Wait . . . exercises?! Here’s the deal. Some people have natural flexibility and strength. Others need to work at it. Just as body builders need to lift weights to maintain bulk, cheerleaders need special exercises to execute decent jumps.

Leg Explosions: This exercise helps with height and leg strength. Start with your feet together. Take a slow dip so until your knees reach a ninety-degree angle. Explode into the air without using your arms. As you land, absorb gently absorb back into your starting position. Start with three sets of five controlled jumps and work up to executing fifteen in a row.

Sitting Toe Touches: This exercise isolates the hip flexor and abdominal muscles that lift legs into the jump position. Start by sitting on the floor in a tuck position.  Balanced with your feet slightly off the floor and your arms in “daggers”. Quickly lift your legs and arms to all the way to the toe touch position. Once you’ve hit it, snap back to your starting position as quickly as possible. It may take a few tries to find your balance. Once you get the hang of it, focus on keeping your toes pointed, your legs straight, and your back upright. Again, start with three sets of five and work up to fifteen reps in a row.

Straddle Lifts: This exercise also isolates the hip flexors. Start on the floor in a straddle position. Place your hands on the floor in between your knees. Lift one leg a two inches off of the floor for a count of two and then set it back down. Keep your leg straight and your toe pointed. Repeat with the other leg. Do these five times (approximately 10 seconds on each leg). Work up to holding each leg twice for a count of five, and then once for a count of ten. Eventually, you may lift both legs at once. 

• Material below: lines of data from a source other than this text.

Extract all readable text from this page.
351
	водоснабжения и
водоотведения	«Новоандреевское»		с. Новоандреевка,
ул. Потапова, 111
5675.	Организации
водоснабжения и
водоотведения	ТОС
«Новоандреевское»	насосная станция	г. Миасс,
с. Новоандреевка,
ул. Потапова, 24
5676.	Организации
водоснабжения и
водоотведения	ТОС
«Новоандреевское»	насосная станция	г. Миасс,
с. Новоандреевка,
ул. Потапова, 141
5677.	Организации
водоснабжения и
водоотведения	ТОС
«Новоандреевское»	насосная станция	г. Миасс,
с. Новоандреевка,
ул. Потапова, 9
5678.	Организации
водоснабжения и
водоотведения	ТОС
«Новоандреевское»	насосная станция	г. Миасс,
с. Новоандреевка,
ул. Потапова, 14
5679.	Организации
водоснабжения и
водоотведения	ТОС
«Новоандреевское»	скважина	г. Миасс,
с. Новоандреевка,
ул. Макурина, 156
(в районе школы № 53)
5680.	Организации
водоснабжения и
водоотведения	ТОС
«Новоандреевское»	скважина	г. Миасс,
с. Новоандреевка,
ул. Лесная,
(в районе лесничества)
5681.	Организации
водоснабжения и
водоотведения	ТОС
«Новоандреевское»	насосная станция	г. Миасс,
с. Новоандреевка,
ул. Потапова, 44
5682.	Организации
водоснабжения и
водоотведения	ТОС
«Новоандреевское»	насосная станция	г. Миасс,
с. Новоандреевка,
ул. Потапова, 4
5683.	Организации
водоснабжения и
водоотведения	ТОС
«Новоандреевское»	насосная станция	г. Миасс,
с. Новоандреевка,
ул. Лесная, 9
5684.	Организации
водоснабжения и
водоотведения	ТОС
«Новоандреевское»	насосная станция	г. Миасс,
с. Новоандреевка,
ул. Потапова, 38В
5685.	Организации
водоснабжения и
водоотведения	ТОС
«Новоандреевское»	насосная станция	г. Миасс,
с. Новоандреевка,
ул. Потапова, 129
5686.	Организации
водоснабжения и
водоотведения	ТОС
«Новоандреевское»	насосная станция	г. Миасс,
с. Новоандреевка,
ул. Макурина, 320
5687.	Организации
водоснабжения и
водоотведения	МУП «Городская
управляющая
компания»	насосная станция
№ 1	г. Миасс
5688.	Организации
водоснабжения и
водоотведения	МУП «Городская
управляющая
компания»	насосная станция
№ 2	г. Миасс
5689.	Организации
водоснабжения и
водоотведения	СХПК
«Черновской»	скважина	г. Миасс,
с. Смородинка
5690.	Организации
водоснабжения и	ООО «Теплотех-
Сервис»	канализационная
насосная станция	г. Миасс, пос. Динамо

Jump Conditioning Drills: This advanced jump drill helps with strength, stamina and muscle memory. Before you start the drill, make sure your team has good technique. Because this drill is based on repetition, its important to tackle technique first (repeating jumps with poor technique is counterproductive). C

All you need is some fast-paced cheer music and someone to count. The team should execute the 8-count as follows:

High V
Hold
Start Jump
Hit Jump
Land Jump
Hold
Stand
Hold

Using that as your basic count, go through the following set of jumps:

Five T jumps
Five tuck jumps
Five left hurdlers
Five right hurdlers
Rest for 3 sets
Five pikes
Five toe touches
Ten toe touches
Five toe touches
Five pikes
Five right hurdlers
Five left hurdlers
Rest for 3 sets
Five tuck jumps
Five T jumps

That’s 70 jumps! You can usually complete this drill in six to seven minutes. Feel free to mix up the sequence of the jumps according to team needs.

No matter which method you use to improve your jumps, be patient! It can take a several weeks to see results. Over-exercising can lead to injury, so make sure to respect your body and its limits.